Arons and other abortion rights supporters are also watching court cases besides the Supreme Court case in March, which will determine whether a Louisiana law that would require abortion providers to have admitting privileges at a local hospital can go into effect.
The ACLU is watching at least two other types of cases that could make their way to the high court next year. One type is cases targeting a method of abortion known as dilation and evacuation. Laws in Kentucky, Arkansas and Ohio were blocked by lower courts but have been appealed.
The other type challenges restrictions that would ban abortions based on a reason, such as a fetal anomaly. In March, the full 6th U.S. Circuit Court of Appeals will hear arguments on an Ohio law.
Both sides are doubling down on grassroots efforts to energize voters who share their beliefs about abortion.
A majority of Americans do not want Roe v. Wade to be overturned, according to a poll released Wednesday by the nonpartisan Kaiser Family Foundation.
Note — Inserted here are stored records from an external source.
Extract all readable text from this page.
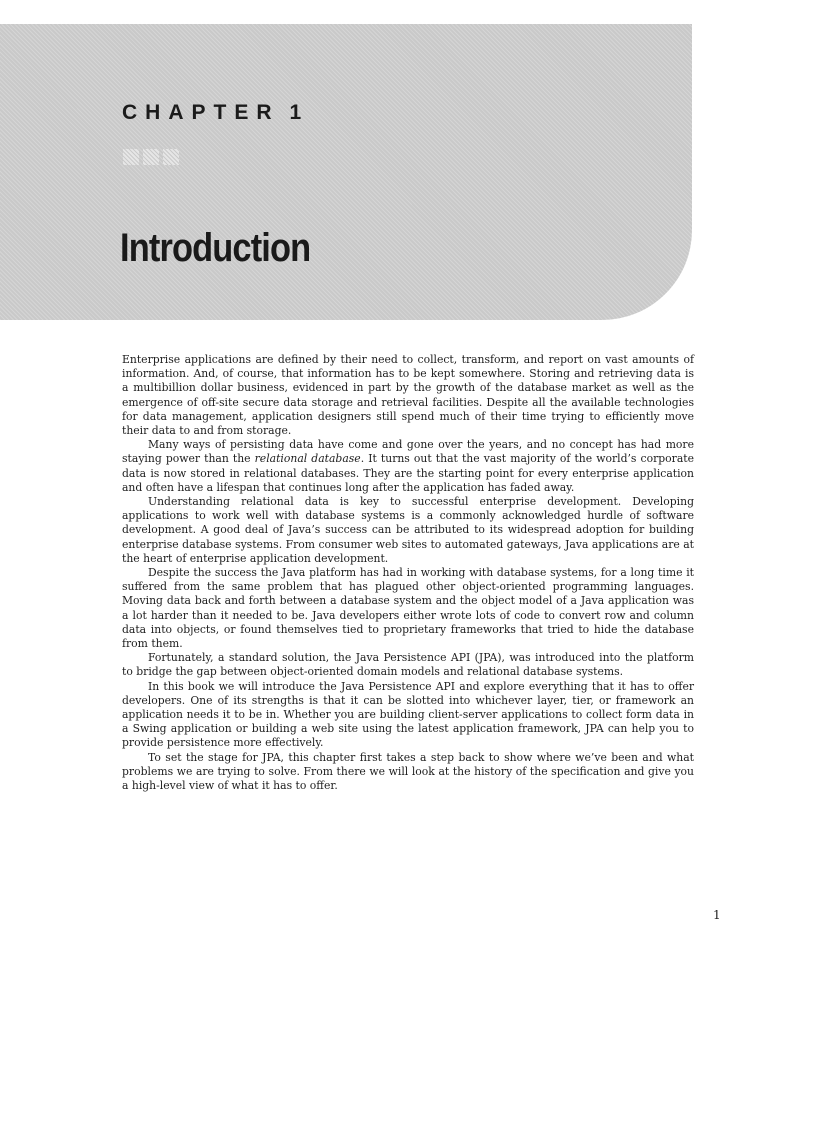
CHAPTER 1
Introduction

Enterprise applications are defined by their need to collect, transform, and report on vast amounts of information. And, of course, that information has to be kept somewhere. Storing and retrieving data is a multibillion dollar business, evidenced in part by the growth of the database market as well as the emergence of off-site secure data storage and retrieval facilities. Despite all the available technologies for data management, application designers still spend much of their time trying to efficiently move their data to and from storage.

Many ways of persisting data have come and gone over the years, and no concept has had more staying power than the relational database. It turns out that the vast majority of the world’s corporate data is now stored in relational databases. They are the starting point for every enterprise application and often have a lifespan that continues long after the application has faded away.

Understanding relational data is key to successful enterprise development. Developing applications to work well with database systems is a commonly acknowledged hurdle of software development. A good deal of Java’s success can be attributed to its widespread adoption for building enterprise database systems. From consumer web sites to automated gateways, Java applications are at the heart of enterprise application development.

Despite the success the Java platform has had in working with database systems, for a long time it suffered from the same problem that has plagued other object-oriented programming languages. Moving data back and forth between a database system and the object model of a Java application was a lot harder than it needed to be. Java developers either wrote lots of code to convert row and column data into objects, or found themselves tied to proprietary frameworks that tried to hide the database from them.

Fortunately, a standard solution, the Java Persistence API (JPA), was introduced into the platform to bridge the gap between object-oriented domain models and relational database systems.

In this book we will introduce the Java Persistence API and explore everything that it has to offer developers. One of its strengths is that it can be slotted into whichever layer, tier, or framework an application needs it to be in. Whether you are building client-server applications to collect form data in a Swing application or building a web site using the latest application framework, JPA can help you to provide persistence more effectively.

To set the stage for JPA, this chapter first takes a step back to show where we’ve been and what problems we are trying to solve. From there we will look at the history of the specification and give you a high-level view of what it has to offer.

1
About 91 percent of Democrats and 70 percent of independents do not want the decision to be reversed, while 57 percent of Republicans do want it overturned. However, only 6 percent of Democrats and 7 percent of Republicans consider reproductive health to be their top campaign issue, the poll found.
Abortion may get more attention this year, though, in states like Colorado, Kansas, Kentucky, Louisiana and Michigan, which might have ballot initiatives this cycle that could roll back abortion rights.
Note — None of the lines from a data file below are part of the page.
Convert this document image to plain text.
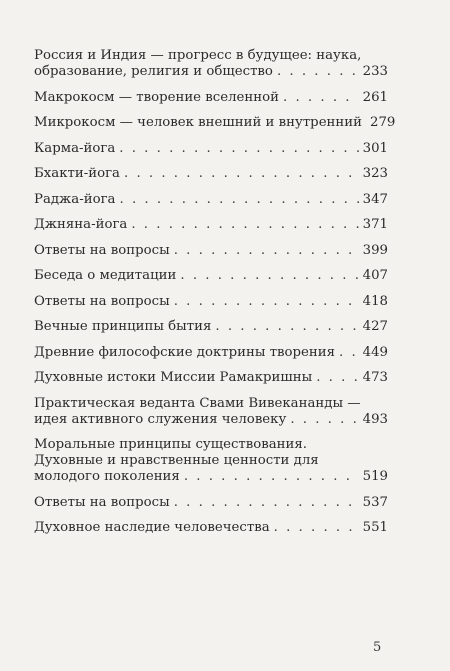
Россия и Индия — прогресс в будущее: наука,
образование, религия и общество . . .	233
Макрокосм — творение вселенной . . .	261
Микрокосм — человек внешний и внутренний 279
Карма-йога . . .	301
Бхакти-йога . . .	323
Раджа-йога . . .	347
Джняна-йога . . .	371
Ответы на вопросы . . .	399
Беседа о медитации . . .	407
Ответы на вопросы . . .	418
Вечные принципы бытия . . .	427
Древние философские доктрины творения . . . 449
Духовные истоки Миссии Рамакришны . . .	473
Практическая веданта Свами Вивекананды —
идея активного служения человеку . . .	493
Моральные принципы существования.
Духовные и нравственные ценности для
молодого поколения . . .	519
Ответы на вопросы . . .	537
Духовное наследие человечества . . .	551
5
Progressive groups are also on the offense, building on the success of enacting state legislation in places like New York last year. For instance, Planned Parenthood, the ACLU and others are backing a Massachusetts bill that would allow access to abortion later in pregnancy and loosen parental consent restrictions for minors.
Last week, Planned Parenthood announced a new voter program, We Decide 2020, that provides voter information about candidates’ reproductive health stances. The new program launched with a five-figure digital buy in battleground states. Planned Parenthood previously announced plans to spend $45 million on this election.
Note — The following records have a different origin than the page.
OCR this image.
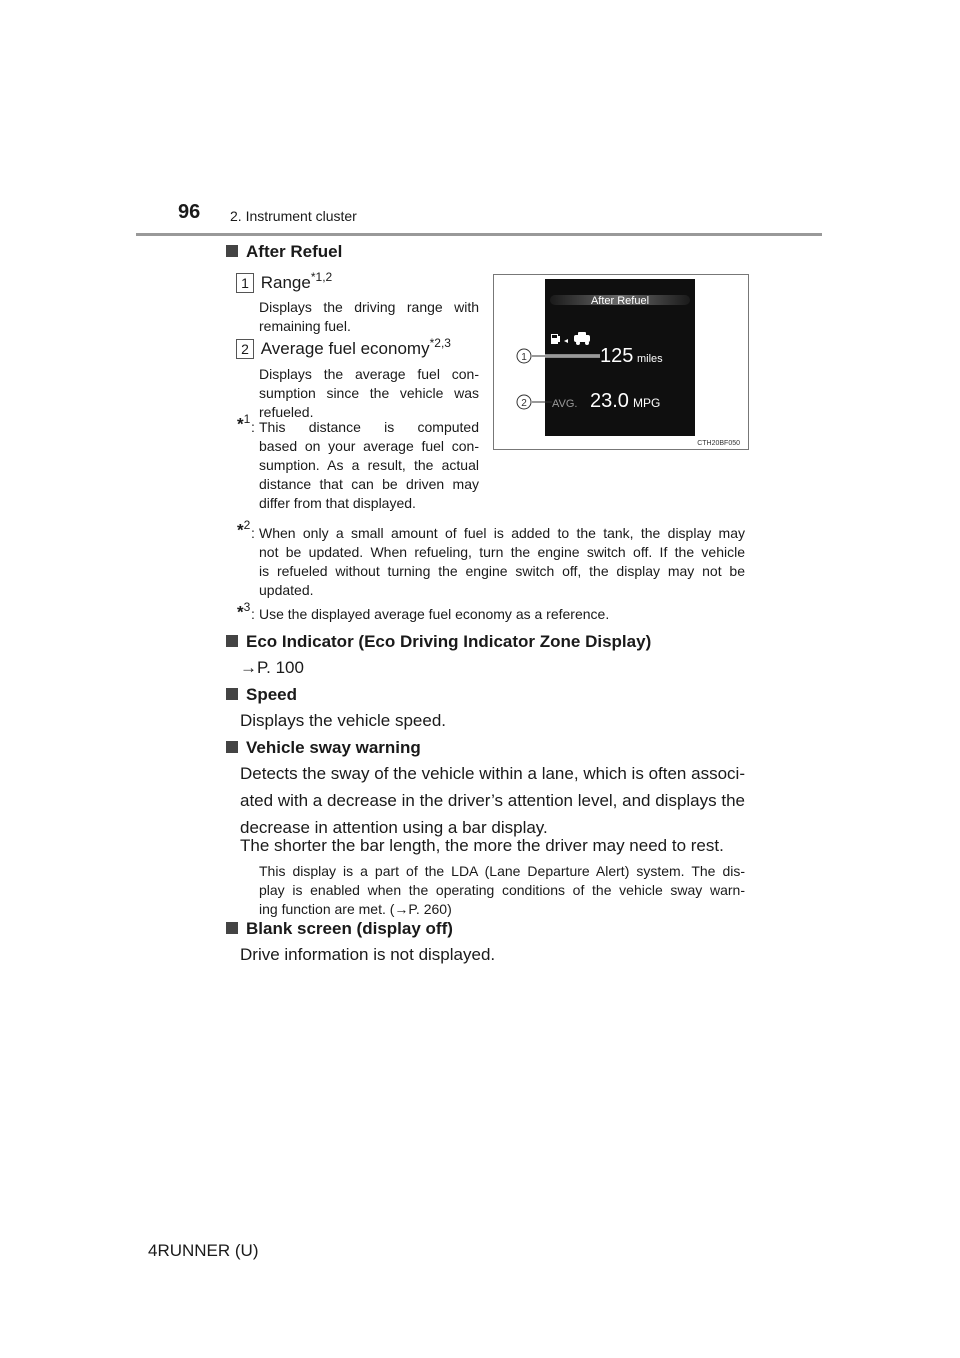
96 2. Instrument cluster
After Refuel
1 Range$^{*1,2}$
Displays the driving range with
remaining fuel.
2 Average fuel economy$^{*2,3}$
Displays the average fuel con-
sumption since the vehicle was
refueled.
*$^1$ : This distance is computed
based on your average fuel con-
sumption. As a result, the actual
distance that can be driven may
differ from that displayed.
After Refuel
125 miles
AVG. 23.0 MPG
1
2
CTH20BF050
*$^2$ : When only a small amount of fuel is added to the tank, the display may
not be updated. When refueling, turn the engine switch off. If the vehicle
is refueled without turning the engine switch off, the display may not be
updated.
*$^3$ : Use the displayed average fuel economy as a reference.
Eco Indicator (Eco Driving Indicator Zone Display)
→P. 100
Speed
Displays the vehicle speed.
Vehicle sway warning
Detects the sway of the vehicle within a lane, which is often associ-
ated with a decrease in the driver’s attention level, and displays the
decrease in attention using a bar display.
The shorter the bar length, the more the driver may need to rest.
This display is a part of the LDA (Lane Departure Alert) system. The dis-
play is enabled when the operating conditions of the vehicle sway warn-
ing function are met. (→P. 260)
Blank screen (display off)
Drive information is not displayed.
4RUNNER (U)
“Our country is at a crossroads, but now it’s time for us to reclaim our power,” said Jenny Lawson, executive director for Planned Parenthood Votes. “In 2020, we’re fighting back and electing reproductive champions up and down the ballot — because our futures depend on it.”
On the other side of the debate, Susan B. Anthony List, which opposes abortion, announced Friday that it would dramatically expand its grassroots efforts. Volunteers were already talking to voters in Arizona, Florida and North Carolina but also will be targeting Iowa, Georgia, Michigan, Pennsylvania, Texas and Wisconsin. They’ve also increased their budget to $52 million this cycle.
Mallory Quigley, national spokeswoman for Susan B. Anthony List and Women Speak Out PAC’s independent expenditure campaign, said they will also target traditional Democratic voter groups.
“Our focused, battle-tested voter outreach method will ensure we reach the voters who can provide President Trump and pro-life Senate candidates the winning margin,” she said.
“You may not always agree with what the president tweets out,” Hawkins said. “You may not agree with every policy he has, or any other politician, but you always know when we vote, we think about what is the most pressing issue. … You have to vote for the candidate that’s going to do the most to limit abortion.”